C’était l’époque où Gérard Collomb bénéficiait d’une grande mansuétude de la part de la presse : beaucoup de journalistes de gauche voyaient en lui un rempart contre un Dominique Perben réputé droitier et sarkozyste ; les journalistes parisiens, un bon client pour taper sur Ségolène Royal et le PS en général. Il pouvait, sans grande conséquence, déraper en menaçant de couper les subventions aux présidents d’associations qui seraient tentés de soutenir son adversaire, quand de tels propos aujourd’hui seraient sans doute repris en boucle sur les chaînes d’info. C’était l’époque où 5 000 personnalités lyonnaises se pressaient dans son comité de soutien, le pédagogue Philippe Meirieu, le fondateur de Forum Réfugiés Olivier Brachet, l’historien Bruno Benoit, l’actrice Sylvie Testud, le directeur des Nuits sonores Vincent Carry… La campagne de 2014 avait été encore plus impressionnante en la matière, tout le milieu économique, culturel, social se pressant derrière un homme semblant ne faire qu’un avec sa ville. C’était l’époque où, même parmi ses partenaires les plus turbulents, il se trouvait toujours suffisamment d’alliés indéfectibles pour lui assurer qu’un large rassemblement se ferait au final autour de sa personne. C’était l’époque où l’Ifop lui donnait 49 % des intentions de vote au premier tour, avec plus des deux tiers des Lyonnais qui estimaient l’affaire pliée…
En cet automne qui lance réellement la campagne de 2020, le sondage Ifop-Fiducial pour Lyon Capitale et Sud Radio révèle qu’une grande majorité des Lyonnais aimeraient désormais le voir passer la main. La presse nationale, hier élogieuse, en fait le symbole des contradictions macronistes, de l’usure politique et du népotisme. L’émission d’information la plus regardée par les jeunes, Quotidien, reprend à son compte notre série “House of Collomb”. L’intéressé a renoncé à s’exprimer sur les réseaux sociaux, tant le “Collomb-bashing” y est devenu virulent.

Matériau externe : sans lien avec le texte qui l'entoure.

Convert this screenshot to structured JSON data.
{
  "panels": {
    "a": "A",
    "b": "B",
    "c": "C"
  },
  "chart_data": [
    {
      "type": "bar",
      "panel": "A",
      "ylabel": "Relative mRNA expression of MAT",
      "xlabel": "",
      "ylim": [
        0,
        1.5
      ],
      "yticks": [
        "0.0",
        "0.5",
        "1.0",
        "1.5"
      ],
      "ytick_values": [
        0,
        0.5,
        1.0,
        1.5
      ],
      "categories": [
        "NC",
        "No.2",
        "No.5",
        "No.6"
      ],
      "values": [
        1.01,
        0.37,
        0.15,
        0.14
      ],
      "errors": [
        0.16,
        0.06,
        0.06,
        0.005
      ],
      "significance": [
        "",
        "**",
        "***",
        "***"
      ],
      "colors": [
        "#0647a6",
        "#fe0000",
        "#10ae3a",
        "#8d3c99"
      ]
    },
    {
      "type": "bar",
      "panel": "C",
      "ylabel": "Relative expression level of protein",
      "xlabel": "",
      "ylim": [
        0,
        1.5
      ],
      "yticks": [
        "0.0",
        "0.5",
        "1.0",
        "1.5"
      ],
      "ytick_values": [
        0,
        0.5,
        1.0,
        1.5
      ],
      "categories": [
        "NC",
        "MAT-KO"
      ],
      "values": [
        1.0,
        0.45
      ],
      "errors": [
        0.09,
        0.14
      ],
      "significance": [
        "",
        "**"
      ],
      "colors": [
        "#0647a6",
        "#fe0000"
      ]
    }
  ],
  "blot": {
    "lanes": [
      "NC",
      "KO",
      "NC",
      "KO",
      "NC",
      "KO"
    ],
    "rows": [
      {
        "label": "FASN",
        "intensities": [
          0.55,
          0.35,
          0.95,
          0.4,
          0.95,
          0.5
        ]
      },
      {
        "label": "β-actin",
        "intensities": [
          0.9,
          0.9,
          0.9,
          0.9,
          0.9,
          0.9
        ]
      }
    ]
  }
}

Le monde économique se tient désormais à distance, quand celui de la culture, naguère bastion collombiste, a clairement pris ses distances avec le ministre de l’Intérieur dont l’action et le discours anti-migrants ont marqué un point de rupture, bien éloigné de l’idée qu’ils se faisaient de “l’humanisme à la lyonnaise”.
Les collaborateurs et élus de ses équipes confient leur écœurement devant un retour précipité – à leurs yeux, égoïste. Si les commentaires à l’égard de Gérard Collomb restent mesurés, son épouse est affublée de toutes les tares, comme si elle incarnait à elle seule tous les travers du “modèle lyonnais” et qu’elle portait seule la responsabilité d’un retour précipité et raté. Gérard Collomb n’a finalement gagné ses campagnes municipales que lorsque tous les éléments poussaient en sa faveur, il va devoir éprouver la solidité de son enracinement dans une campagne avec un fort vent de face. Pas étonnant dans ce contexte que les ambitions se réveillent, avec l’espoir de devenir en dix-huit mois de réelles alternatives. Pour Collomb, le danger peut venir de toutes parts : à sa gauche, l’union n’est pas encore faite, mais elle se dessine pour renverser un maire qui avait réussi à faire basculer à gauche une ville qui votait à droite… et paraît aujourd’hui avoir glissé au centre-droit, quand l’électorat s’est clairement déporté à gauche. Dans son camp, les macronistes n’attendent qu’un faux pas pour enclencher leur plan B, David Kimelfeld. Sur sa droite, il n’est pas anodin de voir qu’un Pascal Blache, dont Gérard Collomb espérait faire une prise de guerre, franchisse le premier le Rubicon et proclame dans ce numéro qu’il est temps de passer à “l’après-Collomb”.
Alors, non, ce n’est pas “cuit” pour Collomb. Sa notoriété, sa cote de sympathie, les intentions de vote en sa faveur (31 % au premier tour) et la faiblesse, pour l’instant, de la concurrence font qu’il reste le favori du prochain scrutin. Mais dans une ville qui ne veut manifestement plus de lui. Et l’élection d’Emmanuel Macron a démontré que, lorsqu’ils ne sont pas satisfaits du scénario annoncé, les électeurs savent parfois trouver un moyen de renverser la table.